Todos esses autores propõem uma substituição do paradigma universal por um paradigma de reconhecimento, onde o valor moral da fala e da ação depende da identidade de quem fala — e não apenas do conteúdo do que é dito.
3. Pilares Ideológicos do Wokismo
A cultura woke é sustentada por um conjunto de ideias e valores que se estruturam em torno de uma visão crítica da sociedade contemporânea. Esses pilares não são dogmas sistematizados por uma única escola de pensamento, mas sim um conjunto fluido de princípios e práticas que orientam movimentos sociais, ativismos digitais, políticas institucionais e debates culturais. A seguir, os principais fundamentos que compõem o ethos woke:
3.1. Interseccionalidade
Conceito criado pela jurista Kimberlé Crenshaw, a interseccionalidade sustenta que as opressões sociais não operam isoladamente, mas sim de forma entrelaçada. Uma mulher negra, por exemplo, enfrenta tanto o racismo quanto o machismo — e não se pode compreender sua experiência sem considerar essa intersecção. Essa lógica está na base de muitas políticas e discursos que exigem recortes cada vez mais específicos na análise social.

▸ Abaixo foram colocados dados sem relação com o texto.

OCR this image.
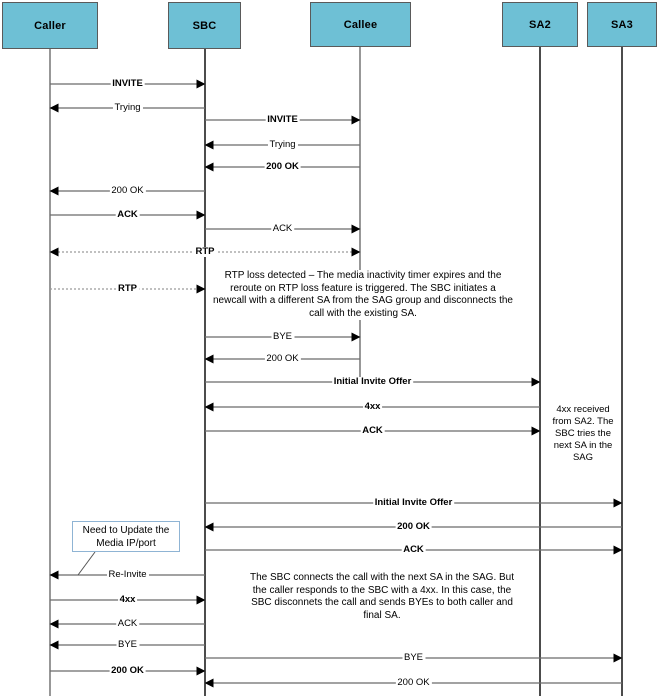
Caller	SBC	Callee	SA2	SA3
INVITE
Trying
INVITE
Trying
200 OK
200 OK
ACK
ACK
RTP
RTP
BYE
200 OK
Initial Invite Offer
4xx
ACK
Initial Invite Offer
200 OK
ACK
Re-Invite
4xx
ACK
BYE
BYE
200 OK
200 OK
RTP loss detected – The media inactivity timer expires and the reroute on RTP loss feature is triggered. The SBC initiates a newcall with a different SA from the SAG group and disconnects the call with the existing SA.
The SBC connects the call with the next SA in the SAG. But the caller responds to the SBC with a 4xx. In this case, the SBC disconnets the call and sends BYEs to both caller and final SA.
4xx received from SA2. The SBC tries the next SA in the SAG
Need to Update the Media IP/port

3.2. Desconstrução da Linguagem e das Normas
O wokismo considera que a linguagem não é neutra, mas carrega estruturas de dominação. Assim, palavras, expressões, pronomes e construções linguísticas passam a ser alvo de revisão. A linguagem neutra, o uso de pronomes alternativos e a substituição de termos considerados opressores fazem parte desse processo. Trata-se de um esforço por tornar o discurso mais inclusivo — ainda que isso gere controvérsias quanto à liberdade de expressão e à clareza comunicativa.
3.3. Justiça Social e Reparação Histórica
Um dos pilares centrais do wokismo é o reconhecimento de que certos grupos sociais foram historicamente oprimidos — e que não basta garantir igualdade formal, sendo necessário promover medidas reparatórias. Isso inclui ações afirmativas, cotas raciais, reconhecimento de genocídios históricos, inclusão de autores marginalizados nos currículos escolares, entre outros. A ideia de “equidade” (igualdade de condições) passa a ter precedência sobre a mera “igualdade” (igualdade formal perante a lei).

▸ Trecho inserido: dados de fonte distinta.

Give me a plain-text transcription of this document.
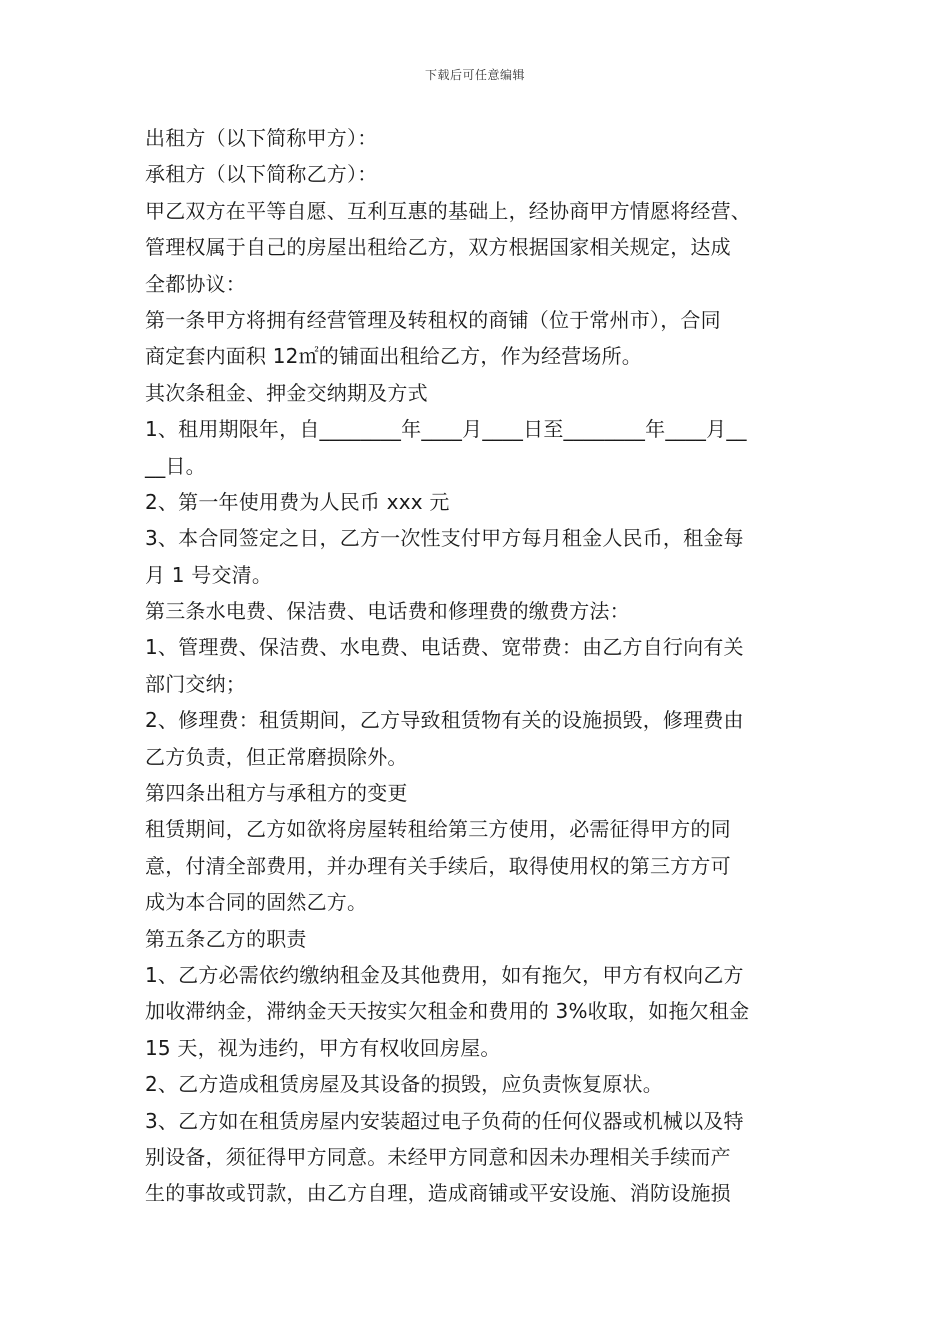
下载后可任意编辑
出租方（以下简称甲方）：
承租方（以下简称乙方）：
甲乙双方在平等自愿、互利互惠的基础上，经协商甲方情愿将经营、
管理权属于自己的房屋出租给乙方，双方根据国家相关规定，达成
全都协议：
第一条甲方将拥有经营管理及转租权的商铺（位于常州市），合同
商定套内面积 12㎡的铺面出租给乙方，作为经营场所。
其次条租金、押金交纳期及方式
1、租用期限年，自________年____月____日至________年____月__
__日。
2、第一年使用费为人民币 xxx 元
3、本合同签定之日，乙方一次性支付甲方每月租金人民币，租金每
月 1 号交清。
第三条水电费、保洁费、电话费和修理费的缴费方法：
1、管理费、保洁费、水电费、电话费、宽带费：由乙方自行向有关
部门交纳；
2、修理费：租赁期间，乙方导致租赁物有关的设施损毁，修理费由
乙方负责，但正常磨损除外。
第四条出租方与承租方的变更
租赁期间，乙方如欲将房屋转租给第三方使用，必需征得甲方的同
意，付清全部费用，并办理有关手续后，取得使用权的第三方方可
成为本合同的固然乙方。
第五条乙方的职责
1、乙方必需依约缴纳租金及其他费用，如有拖欠，甲方有权向乙方
加收滞纳金，滞纳金天天按实欠租金和费用的 3%收取，如拖欠租金
15 天，视为违约，甲方有权收回房屋。
2、乙方造成租赁房屋及其设备的损毁，应负责恢复原状。
3、乙方如在租赁房屋内安装超过电子负荷的任何仪器或机械以及特
别设备，须征得甲方同意。未经甲方同意和因未办理相关手续而产
生的事故或罚款，由乙方自理，造成商铺或平安设施、消防设施损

3.4. Representatividade e Visibilidade
O movimento woke defende que os espaços de poder e visibilidade social precisam refletir a diversidade real da sociedade. Isso se traduz na exigência por representatividade negra, feminina, LGBTQIA+, indígena e de outras minorias em cargos públicos, empresas, mídias, filmes, publicidade, escolas e outras esferas. A presença simbólica desses grupos é vista como fundamental para desconstruir estereótipos e legitimar outras vivências.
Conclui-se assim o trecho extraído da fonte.